In probably our most “American” dining experience of the weekend, Marion and I found ourselves happily parked at the upstairs bar. We had just driven around downtown looking for parking and had caught glimpses of cheering crowds inside the Tigers’ new stadium. Sitting at the bar, we saw what had them cheering on TVs all around the room; the Tigers were cleaning Seattle’s clock, up 6 to 1.

Marion made a noble effort to put a dent in The Lunch Pail, a turkey, sage and garlic meatloaf sandwich served on sliced ciabatta bread and topped with barbecue sauce, Fontina cheese and onion straws, while I gave into my Anglophile urges and enjoyed every last bite of my fish and chips. Flaky fresh Atlantic cod, beer battered, of course, and served with a generous pile of chips.

Another thing besides booze and great food that keeps us coming back to the Detroit Beer Co, is that we invariably get into at least one great, wide-ranging conversation with a complete stranger there. The strangers are fairly evenly divided into Detroiters who stayed and are passionate about the city, flaws and all, and former Detroiters who will tell you how moving away changed their lives for the better and how they’ll never move back—but still, they keep coming back, at least for visits.

Lunchtime on the 4th found us sharing saag paneer, curried lentils and goat in Hamtramck, a small independent city that is actually inside Detroit. In the 1970 census, Hamtramck’s population was 90% Polish; you can certainly see that, in the Polish delis, restaurants and numerous bars. And in the way they celebrate Pączki Day, a holiday based on Polish doughnuts. City offices close for the day, and serious revelers start drinking the night before.

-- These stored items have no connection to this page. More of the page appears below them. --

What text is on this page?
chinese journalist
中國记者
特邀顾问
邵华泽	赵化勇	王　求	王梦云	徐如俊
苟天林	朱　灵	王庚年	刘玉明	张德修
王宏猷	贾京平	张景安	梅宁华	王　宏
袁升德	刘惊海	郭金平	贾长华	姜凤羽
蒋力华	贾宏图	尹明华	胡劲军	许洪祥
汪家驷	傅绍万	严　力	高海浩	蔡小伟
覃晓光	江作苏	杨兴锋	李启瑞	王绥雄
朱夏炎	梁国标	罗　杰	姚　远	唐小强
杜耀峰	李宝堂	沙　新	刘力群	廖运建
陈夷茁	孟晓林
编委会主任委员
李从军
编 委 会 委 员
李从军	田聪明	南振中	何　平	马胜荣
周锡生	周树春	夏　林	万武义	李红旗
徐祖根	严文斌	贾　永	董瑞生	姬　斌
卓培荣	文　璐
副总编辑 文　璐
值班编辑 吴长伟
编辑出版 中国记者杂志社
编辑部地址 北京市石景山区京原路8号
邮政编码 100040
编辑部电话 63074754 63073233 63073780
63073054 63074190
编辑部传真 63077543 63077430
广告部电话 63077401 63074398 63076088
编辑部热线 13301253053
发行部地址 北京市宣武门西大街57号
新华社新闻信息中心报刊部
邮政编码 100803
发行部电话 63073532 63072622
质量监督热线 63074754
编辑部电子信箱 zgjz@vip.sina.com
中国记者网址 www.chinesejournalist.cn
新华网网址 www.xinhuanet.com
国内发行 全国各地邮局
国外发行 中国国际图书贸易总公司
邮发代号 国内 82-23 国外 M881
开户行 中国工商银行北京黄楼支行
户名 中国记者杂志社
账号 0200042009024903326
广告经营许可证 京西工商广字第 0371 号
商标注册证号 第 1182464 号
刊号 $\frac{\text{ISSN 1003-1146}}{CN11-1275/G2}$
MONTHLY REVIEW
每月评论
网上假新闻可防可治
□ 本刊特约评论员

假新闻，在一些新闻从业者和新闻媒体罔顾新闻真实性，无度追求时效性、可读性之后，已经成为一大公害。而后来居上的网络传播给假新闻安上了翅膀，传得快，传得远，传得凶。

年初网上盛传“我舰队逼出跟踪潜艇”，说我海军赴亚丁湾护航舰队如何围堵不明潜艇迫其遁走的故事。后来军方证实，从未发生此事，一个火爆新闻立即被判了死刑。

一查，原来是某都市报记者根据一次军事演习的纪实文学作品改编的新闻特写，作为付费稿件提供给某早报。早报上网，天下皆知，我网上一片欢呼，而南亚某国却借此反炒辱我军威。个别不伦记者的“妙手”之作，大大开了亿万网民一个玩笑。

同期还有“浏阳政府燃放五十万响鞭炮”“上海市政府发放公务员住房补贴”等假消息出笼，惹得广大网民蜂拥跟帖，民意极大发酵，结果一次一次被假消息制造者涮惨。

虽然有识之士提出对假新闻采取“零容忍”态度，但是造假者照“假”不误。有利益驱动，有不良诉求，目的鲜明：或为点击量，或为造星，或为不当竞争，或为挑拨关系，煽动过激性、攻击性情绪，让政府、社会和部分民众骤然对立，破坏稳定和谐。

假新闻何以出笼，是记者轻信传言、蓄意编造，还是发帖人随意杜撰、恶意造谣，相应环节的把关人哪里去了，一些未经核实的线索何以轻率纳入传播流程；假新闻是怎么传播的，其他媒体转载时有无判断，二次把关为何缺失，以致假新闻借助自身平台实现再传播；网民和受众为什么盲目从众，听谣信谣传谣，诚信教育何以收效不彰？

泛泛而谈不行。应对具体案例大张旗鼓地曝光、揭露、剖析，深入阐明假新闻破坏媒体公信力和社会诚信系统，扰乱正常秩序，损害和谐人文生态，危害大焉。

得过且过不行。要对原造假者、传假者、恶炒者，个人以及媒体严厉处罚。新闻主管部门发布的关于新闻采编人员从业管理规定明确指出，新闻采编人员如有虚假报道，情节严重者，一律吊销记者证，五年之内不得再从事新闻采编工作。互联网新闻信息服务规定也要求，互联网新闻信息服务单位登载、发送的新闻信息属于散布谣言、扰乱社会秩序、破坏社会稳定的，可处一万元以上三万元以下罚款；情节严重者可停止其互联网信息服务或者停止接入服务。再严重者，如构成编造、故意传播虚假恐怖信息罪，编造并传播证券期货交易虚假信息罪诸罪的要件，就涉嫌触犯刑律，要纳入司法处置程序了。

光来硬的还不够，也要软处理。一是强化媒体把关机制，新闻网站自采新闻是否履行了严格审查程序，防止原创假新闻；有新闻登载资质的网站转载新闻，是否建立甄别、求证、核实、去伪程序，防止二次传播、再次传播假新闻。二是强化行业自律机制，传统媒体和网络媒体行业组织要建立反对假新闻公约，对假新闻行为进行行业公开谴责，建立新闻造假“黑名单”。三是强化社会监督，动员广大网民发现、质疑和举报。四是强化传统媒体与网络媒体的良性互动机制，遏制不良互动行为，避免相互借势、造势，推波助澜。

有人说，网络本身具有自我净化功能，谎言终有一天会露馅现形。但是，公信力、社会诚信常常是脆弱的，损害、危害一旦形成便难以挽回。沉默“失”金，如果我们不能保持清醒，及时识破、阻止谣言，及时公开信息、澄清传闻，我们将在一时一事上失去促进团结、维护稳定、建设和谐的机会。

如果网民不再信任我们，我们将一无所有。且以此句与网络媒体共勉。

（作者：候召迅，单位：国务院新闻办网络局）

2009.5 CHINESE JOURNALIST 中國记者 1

But a new wave of immigrants is reshaping the small community. Large numbers of people from the Middle East and South Asia have moved in, bringing their cooking pots with them. One of our favorite places for filling up without emptying our wallets is Aladdin Cafe, a Bangladeshi restaurant that has recently expanded beyond its original single storefront with formica tabletops. It now has a beautiful dining room and an outdoor courtyard. The multi-page menu offers an overwhelming selection for vegetarians and carnivores alike, all authentic, and everything we’ve eaten on our numerous visits has been delicious.

Detroit has long been known for its Greektown, but it also has a thriving Mexican Town. We headed there for dinner on the 4th. At Armando’s, a rambling, cheerful space, we found plenty of reliable Mexican favorites done well. But the menu offered a good number of less obvious choices, also delicious.

On the drive back to Chicago, we hit East Lansing, home of Michigan State University, just in time for lunch. We’re always impressed by the variety and quality of food options there. Still, when we pulled up to Korea House in a slightly forlorn looking strip mall, it seemed less than promising. Reflective mylar covered the windows, so you couldn’t even get a look inside.

Once inside, though, we found ourselves in a bright, multi-roomed space where the service was friendly and the food was wonderful and cheap. Once again, we were reminded that we need to seek out Korean food more often.

hamtramck-disneyland-nightWe were also reminded, appropriately enough on our nation’s birthday, that one of the things that has made this country great is our willingness to open our doors to others. The invitation is engraved right there on the base of the Statue of Liberty: “Come on in.” Or words to that effect. More than any other nation on earth, we have historically opened our doors to immigrants from all over the world. We are a nation of immigrants. And as our weekend proved, that is a good and often remarkably delicious thing.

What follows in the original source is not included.